Many processes rely on multiple CQAs. These CQAs often require conflicting set of process parameters for an optimal performance. For example, a set of process parameters that give the best process throughput (yield) in the manufacturing campaign of a chiral API is often not well suited for the best chiral selectivity (ee). It is important to measure all CQAs in parallel during process development in order to make an informed decision during process intensification following the guideline of QbD principles. Measuring multiple attributes from a flowed process won't have to be sample size, cost, or time limiting. We can help you utilize a unique recirculatory multi-attribute process intensification platform that will allow you to measure all CQAs by recirculating a single sample for a multiple time through a custom chromatographic network until all aspects of analysis are judged complete.

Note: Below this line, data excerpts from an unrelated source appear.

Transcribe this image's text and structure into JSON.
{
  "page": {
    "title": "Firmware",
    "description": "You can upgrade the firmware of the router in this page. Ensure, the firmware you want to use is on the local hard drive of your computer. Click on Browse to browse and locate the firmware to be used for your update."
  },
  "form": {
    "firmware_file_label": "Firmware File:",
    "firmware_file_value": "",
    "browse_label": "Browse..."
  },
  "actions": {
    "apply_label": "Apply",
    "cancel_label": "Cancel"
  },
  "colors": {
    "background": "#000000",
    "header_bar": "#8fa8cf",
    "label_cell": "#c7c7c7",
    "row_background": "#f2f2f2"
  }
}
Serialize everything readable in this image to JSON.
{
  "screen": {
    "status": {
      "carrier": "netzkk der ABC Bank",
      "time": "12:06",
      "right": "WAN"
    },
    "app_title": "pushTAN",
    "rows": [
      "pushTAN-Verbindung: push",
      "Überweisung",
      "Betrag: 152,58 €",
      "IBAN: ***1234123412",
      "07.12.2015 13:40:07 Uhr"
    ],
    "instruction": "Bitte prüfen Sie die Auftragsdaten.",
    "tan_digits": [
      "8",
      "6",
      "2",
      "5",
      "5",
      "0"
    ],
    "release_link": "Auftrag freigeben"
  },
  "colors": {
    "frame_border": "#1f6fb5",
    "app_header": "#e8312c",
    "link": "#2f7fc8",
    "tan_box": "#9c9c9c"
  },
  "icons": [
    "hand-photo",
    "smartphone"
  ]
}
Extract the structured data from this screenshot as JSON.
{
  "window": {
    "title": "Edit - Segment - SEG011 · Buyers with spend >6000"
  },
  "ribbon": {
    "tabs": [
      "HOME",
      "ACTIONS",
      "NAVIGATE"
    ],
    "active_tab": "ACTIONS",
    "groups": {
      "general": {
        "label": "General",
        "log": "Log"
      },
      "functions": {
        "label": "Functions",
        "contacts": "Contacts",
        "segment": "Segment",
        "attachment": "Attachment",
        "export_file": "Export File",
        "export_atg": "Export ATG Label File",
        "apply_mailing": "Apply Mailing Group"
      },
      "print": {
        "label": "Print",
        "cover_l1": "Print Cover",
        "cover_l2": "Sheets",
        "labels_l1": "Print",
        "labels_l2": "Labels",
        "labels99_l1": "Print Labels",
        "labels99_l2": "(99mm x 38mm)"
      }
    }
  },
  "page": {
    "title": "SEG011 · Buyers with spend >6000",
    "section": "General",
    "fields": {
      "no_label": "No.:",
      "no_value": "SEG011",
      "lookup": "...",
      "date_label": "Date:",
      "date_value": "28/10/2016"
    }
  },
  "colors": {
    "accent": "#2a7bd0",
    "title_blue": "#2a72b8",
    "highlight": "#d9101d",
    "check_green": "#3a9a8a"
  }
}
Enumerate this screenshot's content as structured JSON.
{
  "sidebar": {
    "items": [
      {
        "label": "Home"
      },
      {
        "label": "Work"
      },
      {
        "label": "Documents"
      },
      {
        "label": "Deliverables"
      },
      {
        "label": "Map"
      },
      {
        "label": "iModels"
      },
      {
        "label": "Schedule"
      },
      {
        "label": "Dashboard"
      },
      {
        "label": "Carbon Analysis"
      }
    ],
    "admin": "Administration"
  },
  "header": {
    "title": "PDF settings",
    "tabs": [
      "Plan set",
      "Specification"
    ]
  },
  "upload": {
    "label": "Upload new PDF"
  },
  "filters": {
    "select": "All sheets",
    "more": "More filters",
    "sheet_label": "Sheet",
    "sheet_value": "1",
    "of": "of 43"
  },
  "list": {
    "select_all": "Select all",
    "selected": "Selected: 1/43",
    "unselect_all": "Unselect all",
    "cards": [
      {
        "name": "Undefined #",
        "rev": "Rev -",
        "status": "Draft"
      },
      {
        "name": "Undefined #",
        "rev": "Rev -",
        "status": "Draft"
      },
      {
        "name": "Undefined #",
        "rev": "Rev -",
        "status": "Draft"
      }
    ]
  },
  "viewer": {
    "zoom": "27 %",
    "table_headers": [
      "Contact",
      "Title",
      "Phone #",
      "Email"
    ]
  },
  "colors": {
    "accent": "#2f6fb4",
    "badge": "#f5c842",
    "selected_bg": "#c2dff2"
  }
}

Automation has become part and parcel of modern life from being driven to work in an autonomous vehicle to overseeing production from an offsite location. Any automated platform is the ultimate display of how science and technology impact our daily life. But in order to accomplish such a scientific feat, a lot of information need to shuttle back and forth among machines in an efficient and effective manner. The M2M communication has become an essential component of automated continuous manufacturing. Without a robust M2M protocol, automation and AI cannot be implemented in a meaningful way. We can help you close the communication loop between fluid moving device(s) and fluid assessing detector(s) in the most flexible way so you can execute your process intensification tasks in an automated manner and/or deploy any algorithm of your choice from a remote site.